После ухода Дагирова директор подошел к зеркалу. Глядя на свое отражение, пригладил поседевшие волосы, поправил воротничок, со вкусом подобранный галстук, помассировал ноющий висок. Черт побери, кажется, совсем недавно задиристый был мужик, не стеснялся отстаивать свое мнение. А сейчас замахнулся… и сыграл серединка наполовинку.
Это был период взлета. Все ладилось, все получалось. После решения обкома партии министерство утвердило создание проблемной лаборатории (оказалось, что и кроме Шевчука есть авторитеты). Пока суть да дело, под отделение Дагирова выделили целый этаж в недавно выстроенной больнице, где наконец можно было заниматься аппаратным лечением, и только им. Отпали ночные дежурства. Но времени не прибавилось. Сотрудников раз, два и обчелся, а больные съезжались со всего Союза. Прием, как и раньше, затягивался до позднего вечера. Дагиров с ужасом заметил, что из-за постоянного ощущения стучащего в нем метронома начинает исчезать внимание к людям, возникает раздражительное нетерпение.

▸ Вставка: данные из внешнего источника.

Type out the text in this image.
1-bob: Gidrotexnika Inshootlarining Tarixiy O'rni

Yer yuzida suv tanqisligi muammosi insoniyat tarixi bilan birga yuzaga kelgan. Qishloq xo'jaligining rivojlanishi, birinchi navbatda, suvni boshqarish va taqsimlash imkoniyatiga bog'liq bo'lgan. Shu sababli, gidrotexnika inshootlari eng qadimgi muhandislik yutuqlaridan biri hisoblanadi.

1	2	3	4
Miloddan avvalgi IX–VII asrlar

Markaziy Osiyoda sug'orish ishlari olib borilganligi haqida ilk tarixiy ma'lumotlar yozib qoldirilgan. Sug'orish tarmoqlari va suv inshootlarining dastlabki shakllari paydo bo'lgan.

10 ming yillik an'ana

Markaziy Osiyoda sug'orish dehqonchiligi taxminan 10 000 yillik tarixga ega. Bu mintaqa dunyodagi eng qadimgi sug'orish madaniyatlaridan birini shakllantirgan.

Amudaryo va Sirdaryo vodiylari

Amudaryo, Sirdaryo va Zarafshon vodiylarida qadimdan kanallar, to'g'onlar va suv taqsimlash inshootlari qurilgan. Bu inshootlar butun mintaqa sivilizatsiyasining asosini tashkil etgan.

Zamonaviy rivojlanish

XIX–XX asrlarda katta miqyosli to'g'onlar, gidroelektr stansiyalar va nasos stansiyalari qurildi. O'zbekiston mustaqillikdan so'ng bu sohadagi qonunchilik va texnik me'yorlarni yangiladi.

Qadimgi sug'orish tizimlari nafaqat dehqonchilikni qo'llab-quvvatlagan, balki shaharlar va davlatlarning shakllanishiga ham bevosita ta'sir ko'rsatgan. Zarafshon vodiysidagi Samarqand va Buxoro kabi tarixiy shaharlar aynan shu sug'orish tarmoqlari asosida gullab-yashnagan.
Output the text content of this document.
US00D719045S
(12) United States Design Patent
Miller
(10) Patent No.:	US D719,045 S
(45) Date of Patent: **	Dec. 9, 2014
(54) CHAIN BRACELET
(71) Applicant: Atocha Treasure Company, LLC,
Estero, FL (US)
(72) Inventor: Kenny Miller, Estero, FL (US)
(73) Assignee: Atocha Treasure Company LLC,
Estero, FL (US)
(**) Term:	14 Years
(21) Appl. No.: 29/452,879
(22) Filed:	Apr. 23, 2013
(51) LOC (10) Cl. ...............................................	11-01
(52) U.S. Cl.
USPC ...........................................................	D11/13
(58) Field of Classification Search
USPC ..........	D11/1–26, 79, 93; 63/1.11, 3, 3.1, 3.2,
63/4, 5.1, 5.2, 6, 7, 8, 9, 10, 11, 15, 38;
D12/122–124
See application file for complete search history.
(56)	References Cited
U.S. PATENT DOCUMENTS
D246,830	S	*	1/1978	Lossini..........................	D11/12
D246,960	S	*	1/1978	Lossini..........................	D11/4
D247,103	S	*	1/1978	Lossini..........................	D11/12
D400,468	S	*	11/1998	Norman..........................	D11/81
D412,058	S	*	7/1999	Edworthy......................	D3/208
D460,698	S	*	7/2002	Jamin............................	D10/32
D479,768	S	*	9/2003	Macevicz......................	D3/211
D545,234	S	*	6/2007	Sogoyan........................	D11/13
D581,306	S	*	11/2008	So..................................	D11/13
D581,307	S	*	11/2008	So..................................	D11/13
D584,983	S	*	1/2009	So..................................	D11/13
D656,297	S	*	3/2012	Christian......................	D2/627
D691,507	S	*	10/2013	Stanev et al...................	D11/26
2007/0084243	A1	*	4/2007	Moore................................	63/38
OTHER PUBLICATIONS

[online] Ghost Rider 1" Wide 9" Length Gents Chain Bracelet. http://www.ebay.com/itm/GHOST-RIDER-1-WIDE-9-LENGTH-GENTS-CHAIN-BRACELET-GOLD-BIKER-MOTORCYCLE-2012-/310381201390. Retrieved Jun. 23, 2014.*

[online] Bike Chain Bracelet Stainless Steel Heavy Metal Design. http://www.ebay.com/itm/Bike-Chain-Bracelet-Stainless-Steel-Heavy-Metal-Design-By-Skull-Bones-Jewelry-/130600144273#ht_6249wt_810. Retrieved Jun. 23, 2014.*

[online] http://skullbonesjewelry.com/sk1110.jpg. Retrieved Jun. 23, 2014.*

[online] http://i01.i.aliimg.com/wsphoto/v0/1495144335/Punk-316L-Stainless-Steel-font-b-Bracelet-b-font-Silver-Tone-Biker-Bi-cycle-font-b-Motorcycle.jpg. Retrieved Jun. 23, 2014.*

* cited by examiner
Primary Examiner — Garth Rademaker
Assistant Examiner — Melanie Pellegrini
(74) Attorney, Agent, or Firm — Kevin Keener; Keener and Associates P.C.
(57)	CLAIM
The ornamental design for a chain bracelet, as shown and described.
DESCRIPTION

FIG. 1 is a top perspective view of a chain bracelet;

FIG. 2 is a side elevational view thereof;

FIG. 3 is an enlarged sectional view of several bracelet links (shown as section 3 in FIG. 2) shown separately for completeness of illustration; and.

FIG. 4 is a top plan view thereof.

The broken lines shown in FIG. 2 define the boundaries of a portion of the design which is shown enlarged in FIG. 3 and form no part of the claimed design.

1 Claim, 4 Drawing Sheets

Все было хорошо, все было чудесно, но где-то, в глубине, дрожала тонкая, обнаженная, встревоженная жилка. Как бы в противовес долгожданному успеху, отношения с Любой усложнялись все больше и больше.
Домой он не спешил. В притихшей квартире гулко звучали шаги, грустным зверем бродило одиночество. Люба все реже приезжала из села, все время жила у родителей. Она пополнела, огрубела, в прежде синих глазах появился стальной оттенок, и на мужа посматривала с критическим любопытством, как на чужого. Растягивалась, истончалась до полной прозрачности связывающая их цепь. И ничего не поделаешь — оба по-своему правы.
Перелистывая как-то учебник педагогики, Дагиров прочел: «Человек — животное общественное». Очень верное определение. Весь день он был на людях, и их слова, взгляды, тепло как бы поддерживали его энергию, заставляли, на миг сосредоточившись, принять единственно правильное решение, и так приятно было, не подавая вида, ощущать их молчаливое восхищение. Но вечерами… Вечерами он долго и обстоятельно пил чай, перечитывал газеты, никак не мог заставить себя взяться за перо. Чистый лист бумаги вызывал отвращение. В голове толпились обрывки несуразных фраз, и лишь только удавалось соединить их в логически связную цепь, как под окном скрежетал трамвай, с утробным всхлипыванием втягивал воздух кран на кухне, сосед-десятиклассник за стеной в сотый раз начинал прокручивать модную песенку об Индонезии. И все распадалось. Лишь позднее, когда начинал четко вырисовываться переплет окна, а желтый свет настольной лампы становился пыльным и осязаемо тяжелым, приходила стройная ясность мыслей. Одна четкая фраза тянула за собой другую, и выводы казались весомыми и бесспорными… Утренняя конференция, именуемая в просторечье пятиминуткой, неизменно начиналась в восемь ноль-ноль.
Мужчина, привыкший к женскому присмотру, без него вязнет в сотне досадных мелочей. Кроме того, надо же иногда расслабиться, поделиться сомнениями…
Семейная жизнь оборачивалась холостяцким фарсом. Больше тянуть было невозможно. Дагиров поехал в Хорошеево.
Те же березы кивали по обочинам, те же ухабы подбрасывали на поворотах. С полей несло пшеничную пыльцу. И жену он увидел там, где ожидал, — сквозь плетень на огороде просвечивало знакомое голубое платье.
Увидев мужа, Люба пошла к дому, очищая на ходу прилипшую к рукам землю. Встретила спокойно, будто вчера расстались.
— Приехал все-таки. Ну, проходи в дом, не стой на пороге. Я сейчас, только руки вымою. — И направилась к стоявшей под трубой бочке.
Дагиров окинул взглядом старую предеинскую цитадель. Постарел дом, посунулся на один бок, потянулись между бревнами зеленые бархатинки. И крыльцо просело, и калитка в огород болтается на одной петле. Нет за домом мужского хозяйского догляда.
— Постой, Люба, — глухо сказал Дагиров ей в спину, — давай здесь поговорим, на крылечке.
Люба резко повернулась, в глазах блеснуло поразившее его когда-то синее пламя.